ICRA 2011 Paper Abstract


Paper WeA113.1

Zhang, Bo (Waseda Univ.), Kobayashi, Yo (Waseda University), Maeda, yoshinari (Waseda Univ.), Chiba, Toshio (National Center for Child Health and Development), Fujie, Masakatsu G. (Waseda University)

Development of 6-DOF Wire-Driven Robotic Manipulator for Minimally Invasive Fetal Surgery

Scheduled for presentation during the Regular Sessions "Medical Robots I" (WeA113), Wednesday, May 11, 2011, 08:20−08:35, Room 5I

2011 IEEE International Conference on Robotics and Automation, May 9-13, 2011, Shanghai International Conference Center, Shanghai, China

This information is tentative and subject to change. Compiled on July 14, 2020

Keywords Medical Robots and Systems, Mechanism Design of Manipulators, Motion Control of Manipulators


The clinical target of this study is intratracheal balloon occlusion from minimally invasive fetal surgery for Congenital Diaphragmatic Hernia (CDH). We propose a new robotic manipulator for intrauterine fetal surgery for tracheal occlusion.

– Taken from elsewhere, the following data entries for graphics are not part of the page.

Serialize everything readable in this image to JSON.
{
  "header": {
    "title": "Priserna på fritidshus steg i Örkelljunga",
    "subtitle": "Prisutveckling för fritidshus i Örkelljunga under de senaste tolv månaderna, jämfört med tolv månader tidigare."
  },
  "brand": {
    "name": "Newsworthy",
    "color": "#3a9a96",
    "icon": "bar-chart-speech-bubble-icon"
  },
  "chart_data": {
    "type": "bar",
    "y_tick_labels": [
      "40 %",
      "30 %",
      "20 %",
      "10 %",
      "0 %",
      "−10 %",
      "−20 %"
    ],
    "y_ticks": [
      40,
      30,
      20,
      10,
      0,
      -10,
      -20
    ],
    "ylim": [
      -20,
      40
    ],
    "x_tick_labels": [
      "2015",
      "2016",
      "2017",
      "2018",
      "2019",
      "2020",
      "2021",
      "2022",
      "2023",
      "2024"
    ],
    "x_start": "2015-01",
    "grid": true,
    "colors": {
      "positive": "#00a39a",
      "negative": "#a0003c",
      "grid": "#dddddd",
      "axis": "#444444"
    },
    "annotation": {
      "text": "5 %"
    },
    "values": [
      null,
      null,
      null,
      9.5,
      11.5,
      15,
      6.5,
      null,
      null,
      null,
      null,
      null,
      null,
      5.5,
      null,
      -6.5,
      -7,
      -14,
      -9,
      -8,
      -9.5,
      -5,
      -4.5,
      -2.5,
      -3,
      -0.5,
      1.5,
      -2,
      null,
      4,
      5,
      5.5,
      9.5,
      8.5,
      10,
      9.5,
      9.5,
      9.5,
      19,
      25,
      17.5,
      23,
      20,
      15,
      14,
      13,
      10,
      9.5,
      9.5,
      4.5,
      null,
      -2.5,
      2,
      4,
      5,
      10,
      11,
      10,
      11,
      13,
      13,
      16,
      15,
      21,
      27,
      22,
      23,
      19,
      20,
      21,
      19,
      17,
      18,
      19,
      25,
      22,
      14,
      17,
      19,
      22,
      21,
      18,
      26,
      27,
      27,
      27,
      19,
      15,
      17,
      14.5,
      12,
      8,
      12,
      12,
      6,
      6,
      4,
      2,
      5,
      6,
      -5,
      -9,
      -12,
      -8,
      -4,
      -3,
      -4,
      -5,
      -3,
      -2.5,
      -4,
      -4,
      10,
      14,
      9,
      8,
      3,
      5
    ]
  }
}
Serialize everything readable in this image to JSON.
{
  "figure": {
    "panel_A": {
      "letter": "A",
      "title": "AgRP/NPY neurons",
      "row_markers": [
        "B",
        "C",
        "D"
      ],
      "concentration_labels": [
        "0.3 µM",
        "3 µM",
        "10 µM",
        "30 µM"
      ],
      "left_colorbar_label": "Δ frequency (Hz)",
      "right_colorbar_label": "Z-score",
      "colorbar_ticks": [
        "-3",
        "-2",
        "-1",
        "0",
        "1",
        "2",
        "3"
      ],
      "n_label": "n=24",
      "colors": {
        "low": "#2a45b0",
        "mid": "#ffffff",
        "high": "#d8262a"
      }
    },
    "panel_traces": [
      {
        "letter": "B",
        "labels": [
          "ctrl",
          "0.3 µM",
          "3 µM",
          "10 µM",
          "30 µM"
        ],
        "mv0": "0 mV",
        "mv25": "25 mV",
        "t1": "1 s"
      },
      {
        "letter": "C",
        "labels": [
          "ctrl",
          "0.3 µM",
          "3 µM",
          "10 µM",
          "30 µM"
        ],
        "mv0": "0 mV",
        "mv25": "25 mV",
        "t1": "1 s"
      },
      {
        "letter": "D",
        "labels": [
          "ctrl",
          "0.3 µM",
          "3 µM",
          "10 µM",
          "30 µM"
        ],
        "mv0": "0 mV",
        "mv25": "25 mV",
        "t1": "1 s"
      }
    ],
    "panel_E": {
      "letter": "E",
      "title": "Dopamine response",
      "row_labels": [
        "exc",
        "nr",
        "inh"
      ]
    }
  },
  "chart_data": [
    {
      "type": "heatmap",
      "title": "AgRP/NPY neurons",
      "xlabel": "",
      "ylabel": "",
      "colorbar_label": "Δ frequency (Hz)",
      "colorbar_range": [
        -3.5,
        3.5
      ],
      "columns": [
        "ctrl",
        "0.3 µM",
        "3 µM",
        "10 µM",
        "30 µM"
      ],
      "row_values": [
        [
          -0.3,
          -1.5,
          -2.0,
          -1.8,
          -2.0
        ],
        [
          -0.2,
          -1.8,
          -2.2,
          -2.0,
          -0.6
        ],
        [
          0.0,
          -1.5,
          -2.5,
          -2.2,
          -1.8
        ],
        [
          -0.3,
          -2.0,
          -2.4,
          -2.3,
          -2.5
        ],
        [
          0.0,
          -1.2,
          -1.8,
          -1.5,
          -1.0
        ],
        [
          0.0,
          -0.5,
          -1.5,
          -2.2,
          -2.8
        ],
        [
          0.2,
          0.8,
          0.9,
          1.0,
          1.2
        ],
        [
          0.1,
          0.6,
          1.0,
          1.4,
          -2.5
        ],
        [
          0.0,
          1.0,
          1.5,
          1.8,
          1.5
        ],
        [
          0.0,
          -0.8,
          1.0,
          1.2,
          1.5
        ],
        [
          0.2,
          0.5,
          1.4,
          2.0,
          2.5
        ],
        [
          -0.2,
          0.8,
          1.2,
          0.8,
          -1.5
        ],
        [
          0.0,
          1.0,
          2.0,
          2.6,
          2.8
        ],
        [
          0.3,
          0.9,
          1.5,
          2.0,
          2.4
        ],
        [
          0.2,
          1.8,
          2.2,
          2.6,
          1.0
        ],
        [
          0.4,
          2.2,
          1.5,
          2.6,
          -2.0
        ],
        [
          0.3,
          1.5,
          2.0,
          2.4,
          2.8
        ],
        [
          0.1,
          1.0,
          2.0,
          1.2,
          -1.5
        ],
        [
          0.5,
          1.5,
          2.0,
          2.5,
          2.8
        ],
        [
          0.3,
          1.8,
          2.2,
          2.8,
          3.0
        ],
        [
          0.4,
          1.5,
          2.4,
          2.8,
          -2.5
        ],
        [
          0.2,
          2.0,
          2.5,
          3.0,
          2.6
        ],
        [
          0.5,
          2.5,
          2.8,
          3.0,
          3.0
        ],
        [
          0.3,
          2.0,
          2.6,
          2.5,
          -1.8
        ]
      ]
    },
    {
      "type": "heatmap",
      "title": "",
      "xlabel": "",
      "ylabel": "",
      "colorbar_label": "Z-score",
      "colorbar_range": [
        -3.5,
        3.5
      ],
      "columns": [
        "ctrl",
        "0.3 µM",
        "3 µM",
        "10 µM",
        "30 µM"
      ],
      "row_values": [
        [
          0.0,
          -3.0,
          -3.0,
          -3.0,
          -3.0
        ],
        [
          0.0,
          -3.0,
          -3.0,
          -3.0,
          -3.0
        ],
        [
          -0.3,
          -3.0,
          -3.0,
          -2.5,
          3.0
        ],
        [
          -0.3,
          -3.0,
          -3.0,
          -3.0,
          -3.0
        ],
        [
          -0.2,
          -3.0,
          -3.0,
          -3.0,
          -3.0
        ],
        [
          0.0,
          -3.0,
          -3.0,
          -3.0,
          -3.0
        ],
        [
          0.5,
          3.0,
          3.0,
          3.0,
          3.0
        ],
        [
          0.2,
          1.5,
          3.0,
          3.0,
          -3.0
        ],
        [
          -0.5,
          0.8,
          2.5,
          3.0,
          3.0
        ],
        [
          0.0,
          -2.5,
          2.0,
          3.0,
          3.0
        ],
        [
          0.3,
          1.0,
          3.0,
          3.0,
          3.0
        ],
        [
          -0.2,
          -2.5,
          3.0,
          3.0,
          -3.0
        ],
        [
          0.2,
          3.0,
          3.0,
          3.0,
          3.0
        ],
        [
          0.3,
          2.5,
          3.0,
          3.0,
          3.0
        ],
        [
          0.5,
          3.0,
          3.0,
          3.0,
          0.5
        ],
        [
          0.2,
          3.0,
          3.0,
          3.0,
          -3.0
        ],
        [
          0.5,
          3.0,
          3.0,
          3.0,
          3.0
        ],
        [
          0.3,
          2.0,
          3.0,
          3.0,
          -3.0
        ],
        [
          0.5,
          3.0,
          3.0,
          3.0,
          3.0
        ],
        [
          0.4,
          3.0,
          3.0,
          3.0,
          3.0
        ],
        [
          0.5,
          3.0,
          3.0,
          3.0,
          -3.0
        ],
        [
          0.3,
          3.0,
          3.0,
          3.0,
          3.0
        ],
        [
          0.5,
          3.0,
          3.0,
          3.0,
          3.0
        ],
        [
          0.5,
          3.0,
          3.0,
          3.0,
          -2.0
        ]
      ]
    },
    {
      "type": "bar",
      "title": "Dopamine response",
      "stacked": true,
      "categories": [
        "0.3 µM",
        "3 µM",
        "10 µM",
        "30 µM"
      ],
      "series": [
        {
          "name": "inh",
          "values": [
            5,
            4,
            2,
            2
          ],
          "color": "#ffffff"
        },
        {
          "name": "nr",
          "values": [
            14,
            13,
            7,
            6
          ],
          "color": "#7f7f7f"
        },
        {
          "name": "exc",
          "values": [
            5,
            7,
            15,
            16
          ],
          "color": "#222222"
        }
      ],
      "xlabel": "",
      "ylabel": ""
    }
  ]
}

The target for the fetal surgery is prenatal temporary tracheal occlusion which enlarges the fetal lungs, and this procedure is promising for severe cases. In the fetal surgery, a balloon is supposed to be inserted for tracheal occlusion using the manipulator. In this study, a prototype of the robotic manipulator using a wire-driven mechanism has been developed for intratracheal balloon occlusion without damaging fetal tissue. The manipulator is thin in structure and has multiple degrees of freedom to avoid damage to the fragile cells of the fetus. In this article, we describe our development of the 3-unit robotic manipulator with ball joint-shaped arthroses and shaft diameter of 2.4 mm. The mechanism of the robotic manipulator was designed using driven wires for bending, and the contact force was controlled using torque control of the ball joints by the tension of the driven wires. Results of the experiment showed that the contact force was controlled to under 0.04 N to insert the manipulator through the mouth of the fetus into the trachea without causing damage to the fetal tissues or changing the fetal attitude in the uterus.